Глава 1 Встречи со смертью

Глава 1

Встречи со смертью

«Чтобы написать роман, – повторял не раз Достоевский, – надо запастись прежде всего одним или несколькими сильными впечатлениями, пережитыми сердцем автора действительно». В истоках каждого романа были, конечно, конкретные, неповторимые впечатления, и отыскать их – задача исследователя. Но было у него несколько столь сильных впечатлений, что они действительно определили все его романы, все его мировоззрение. В их числе (может, прежде всего) – две встречи со смертью. Первая – со своей буквальной смертью.
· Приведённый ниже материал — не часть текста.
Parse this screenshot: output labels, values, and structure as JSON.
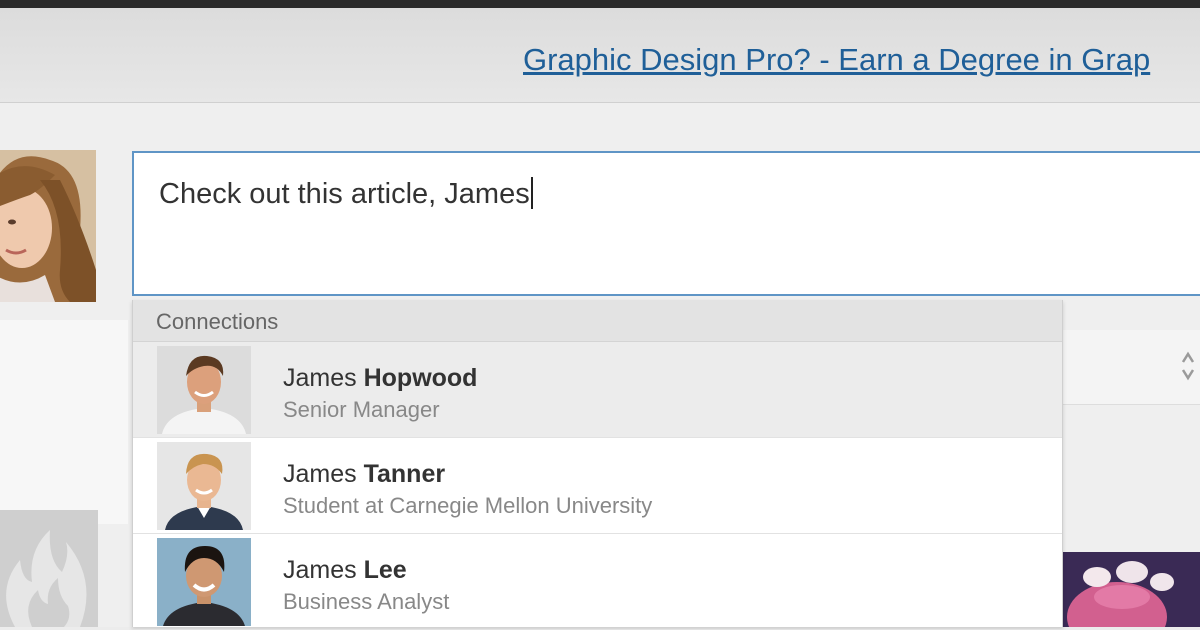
{
  "ad": {
    "link_text": "Graphic Design Pro? - Earn a Degree in Grap"
  },
  "compose": {
    "text": "Check out this article, James"
  },
  "mentions": {
    "header": "Connections",
    "items": [
      {
        "first": "James",
        "last": "Hopwood",
        "title": "Senior Manager",
        "highlighted": true
      },
      {
        "first": "James",
        "last": "Tanner",
        "title": "Student at Carnegie Mellon University",
        "highlighted": false
      },
      {
        "first": "James",
        "last": "Lee",
        "title": "Business Analyst",
        "highlighted": false
      }
    ]
  },
  "colors": {
    "link": "#1f5f98",
    "focus_border": "#5f95c6",
    "highlight_row": "#ececec"
  },
  "icons": [
    "flame-icon",
    "spinner-arrows-icon"
  ]
}
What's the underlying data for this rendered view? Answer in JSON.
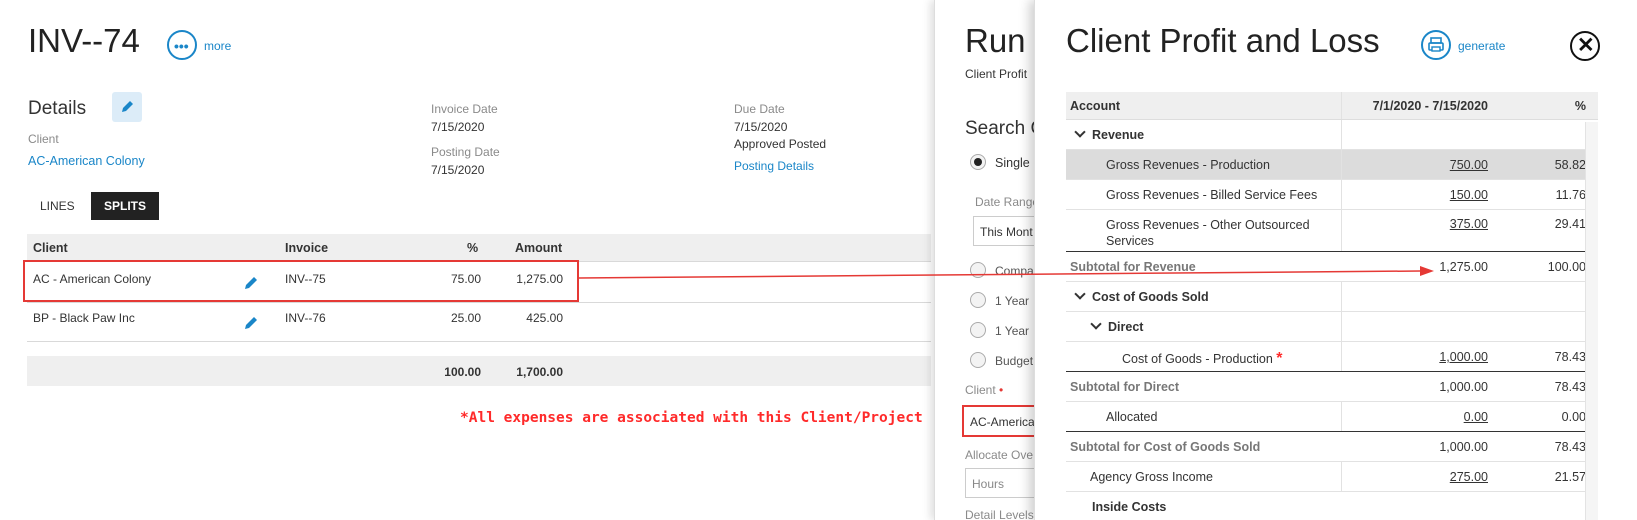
{
  "invoice": {
    "title": "INV--74",
    "more_label": "more",
    "details_heading": "Details",
    "client_label": "Client",
    "client_value": "AC-American Colony",
    "invoice_date_label": "Invoice Date",
    "invoice_date_value": "7/15/2020",
    "posting_date_label": "Posting Date",
    "posting_date_value": "7/15/2020",
    "due_date_label": "Due Date",
    "due_date_value": "7/15/2020",
    "status_value": "Approved Posted",
    "posting_details_link": "Posting Details",
    "tabs": [
      "LINES",
      "SPLITS"
    ],
    "table_headers": [
      "Client",
      "Invoice",
      "%",
      "Amount"
    ],
    "rows": [
      {
        "client": "AC - American Colony",
        "invoice": "INV--75",
        "pct": "75.00",
        "amount": "1,275.00"
      },
      {
        "client": "BP - Black Paw Inc",
        "invoice": "INV--76",
        "pct": "25.00",
        "amount": "425.00"
      }
    ],
    "totals": {
      "pct": "100.00",
      "amount": "1,700.00"
    },
    "annotation": "*All expenses are associated with this Client/Project"
  },
  "run_panel": {
    "title": "Run",
    "subtitle": "Client Profit",
    "search_heading": "Search C",
    "single_label": "Single I",
    "date_range_label": "Date Range",
    "date_range_value": "This Mont",
    "options": [
      "Compa",
      "1 Year",
      "1 Year",
      "Budget"
    ],
    "client_label": "Client",
    "client_value": "AC-America",
    "allocate_label": "Allocate Ove",
    "allocate_value": "Hours",
    "detail_levels_label": "Detail Levels"
  },
  "pl_panel": {
    "title": "Client Profit and Loss",
    "generate_label": "generate",
    "headers": {
      "account": "Account",
      "period": "7/1/2020 - 7/15/2020",
      "pct": "%"
    },
    "rows": [
      {
        "label": "Revenue",
        "amount": "",
        "pct": ""
      },
      {
        "label": "Gross Revenues - Production",
        "amount": "750.00",
        "pct": "58.82"
      },
      {
        "label": "Gross Revenues - Billed Service Fees",
        "amount": "150.00",
        "pct": "11.76"
      },
      {
        "label": "Gross Revenues - Other Outsourced Services",
        "amount": "375.00",
        "pct": "29.41"
      },
      {
        "label": "Subtotal for Revenue",
        "amount": "1,275.00",
        "pct": "100.00"
      },
      {
        "label": "Cost of Goods Sold",
        "amount": "",
        "pct": ""
      },
      {
        "label": "Direct",
        "amount": "",
        "pct": ""
      },
      {
        "label": "Cost of Goods - Production",
        "amount": "1,000.00",
        "pct": "78.43"
      },
      {
        "label": "Subtotal for Direct",
        "amount": "1,000.00",
        "pct": "78.43"
      },
      {
        "label": "Allocated",
        "amount": "0.00",
        "pct": "0.00"
      },
      {
        "label": "Subtotal for Cost of Goods Sold",
        "amount": "1,000.00",
        "pct": "78.43"
      },
      {
        "label": "Agency Gross Income",
        "amount": "275.00",
        "pct": "21.57"
      },
      {
        "label": "Inside Costs",
        "amount": "",
        "pct": ""
      }
    ],
    "star_mark": "*"
  },
  "colors": {
    "accent": "#1a86c8",
    "annotation": "#ff2a2a",
    "highlight_box": "#e53935"
  }
}
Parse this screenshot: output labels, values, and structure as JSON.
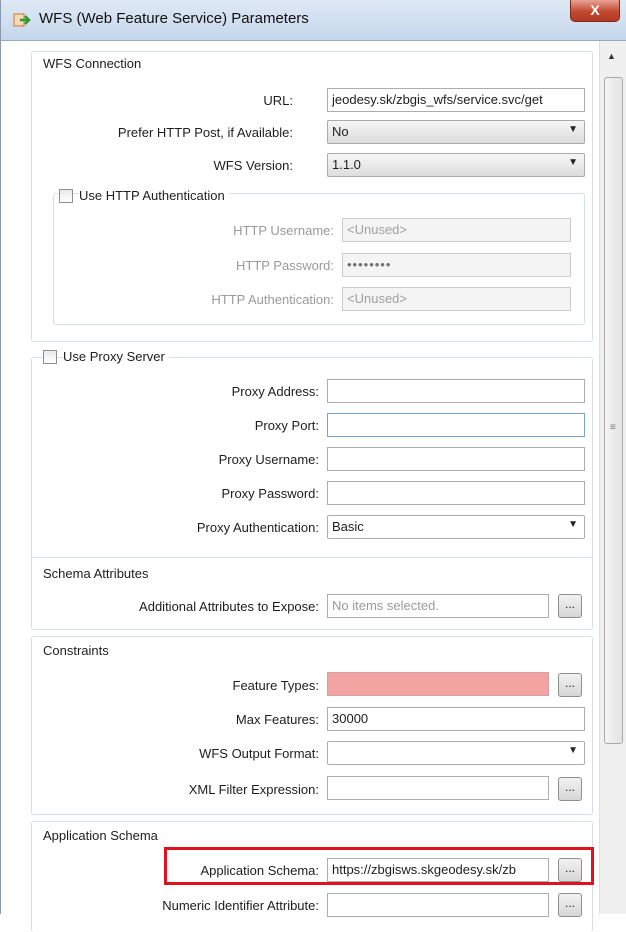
{
  "window": {
    "title": "WFS (Web Feature Service) Parameters",
    "close_glyph": "X"
  },
  "wfs_connection": {
    "title": "WFS Connection",
    "url_label": "URL:",
    "url_value": "jeodesy.sk/zbgis_wfs/service.svc/get",
    "prefer_post_label": "Prefer HTTP Post, if Available:",
    "prefer_post_value": "No",
    "version_label": "WFS Version:",
    "version_value": "1.1.0",
    "http_auth": {
      "checkbox_label": "Use HTTP Authentication",
      "username_label": "HTTP Username:",
      "username_value": "<Unused>",
      "password_label": "HTTP Password:",
      "password_value": "••••••••",
      "auth_label": "HTTP Authentication:",
      "auth_value": "<Unused>"
    }
  },
  "proxy": {
    "checkbox_label": "Use Proxy Server",
    "address_label": "Proxy Address:",
    "port_label": "Proxy Port:",
    "username_label": "Proxy Username:",
    "password_label": "Proxy Password:",
    "auth_label": "Proxy Authentication:",
    "auth_value": "Basic"
  },
  "schema_attributes": {
    "title": "Schema Attributes",
    "additional_label": "Additional Attributes to Expose:",
    "additional_placeholder": "No items selected."
  },
  "constraints": {
    "title": "Constraints",
    "feature_types_label": "Feature Types:",
    "max_features_label": "Max Features:",
    "max_features_value": "30000",
    "output_format_label": "WFS Output Format:",
    "xml_filter_label": "XML Filter Expression:"
  },
  "application_schema": {
    "title": "Application Schema",
    "schema_label": "Application Schema:",
    "schema_value": "https://zbgisws.skgeodesy.sk/zb",
    "numeric_id_label": "Numeric Identifier Attribute:"
  },
  "ellipsis_label": "...",
  "dropdown_arrow": "▼",
  "scroll_up_arrow": "▲",
  "grip_glyph": "≡",
  "colors": {
    "highlight_border": "#e0121e",
    "required_field": "#f4a3a3",
    "close_button": "#c24a32"
  }
}
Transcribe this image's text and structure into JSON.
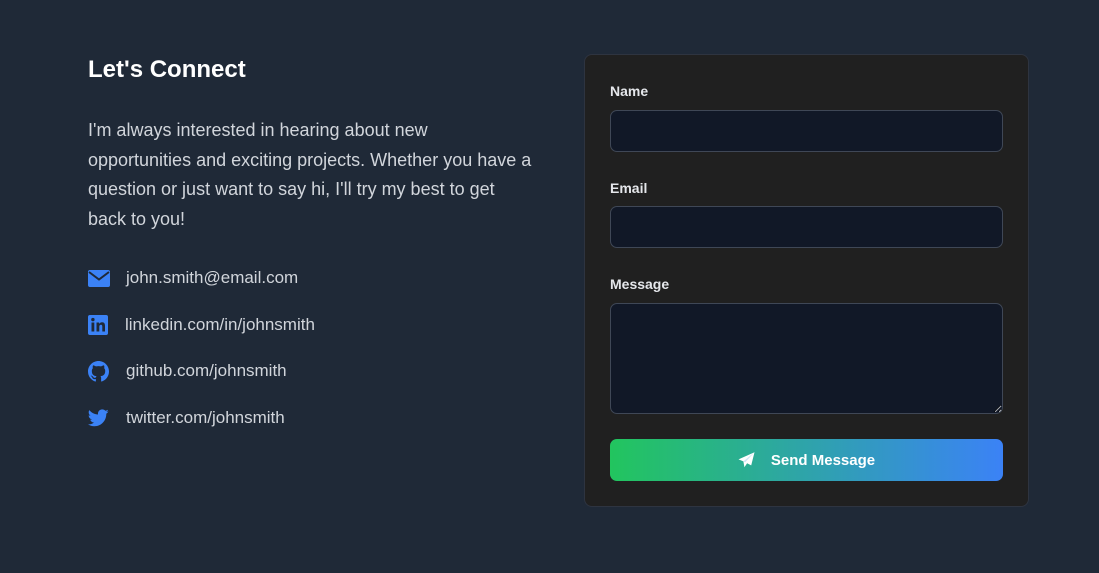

Вторая – со своей смертью нравственной.

Эти неизбежные для всех встречи со смертью многое открывают в жизни и творчестве любого человека (и даже в жизни, в творчестве целых народов), но мало таких людей, которым случается пережить их столь интенсивно, больно и мужественно, как Достоевскому, и почти не было таких, которые увидели в своей личной – физической и нравственной – смерти то, что увидел он.

22 декабря 1849 года он должен был быть расстрелян. Перебью здесь самого себя. Однажды я слушал музыку Моцарта, и меня вдруг настиг один вопрос: а что было бы, если б Моцарта не было?.. Я понимал и понимаю: вопрос, может, и глупый, бессмысленный, но отвязаться от него не мог и не могу. Я так и не сумел и не умею найти на него другого, может быть, еще более глупого ответа: не было бы Моцарта. Но, помню, даже как-то физически помню, что меня это поразило: не было бы – на самом деле! – вот этих симфоний, сонат, 20-го концерта для фортепьяно с оркестром – ничего этого не было бы, никогда. Ведь все это никто, кроме Моцарта, и не мог создать. Не было бы Моцарта… Непостижимо!.. Не знаю, сумел ли я передать то свое ощущение, но я потому о нем и вспомнил сейчас, что, совершись эта казнь 22 декабря 1849 года (а Достоевский не знал еще в тот момент, что она не свершится), не было бы «Мертвого дома», «Записок из подполья», «Кроткой», не было бы «Сна смешного человека», пяти романов, Речи о Пушкине… А ведь Достоевский (и только он тогда) предчувствовал, знал, что он такое, что в нем заложено. Да и все это, быть может, было лишь одной сотой того, что он хотел, мог отдать людям. И вместо всего этого – смерть в 28 лет. Не было бы Достоевского… Вместить в себя эту мысль невозможно. А он вместил ее навсегда и – ужаснулся, и ужасная эта мысль вдруг удесятерила его силы. Но сейчас он был готов к смерти и – без всякого раскаяния насчет вмененных ему обвинений. И вдруг – неожиданное помилование, после садистской инсценировки казни, во время которой один из его товарищей сошел с ума.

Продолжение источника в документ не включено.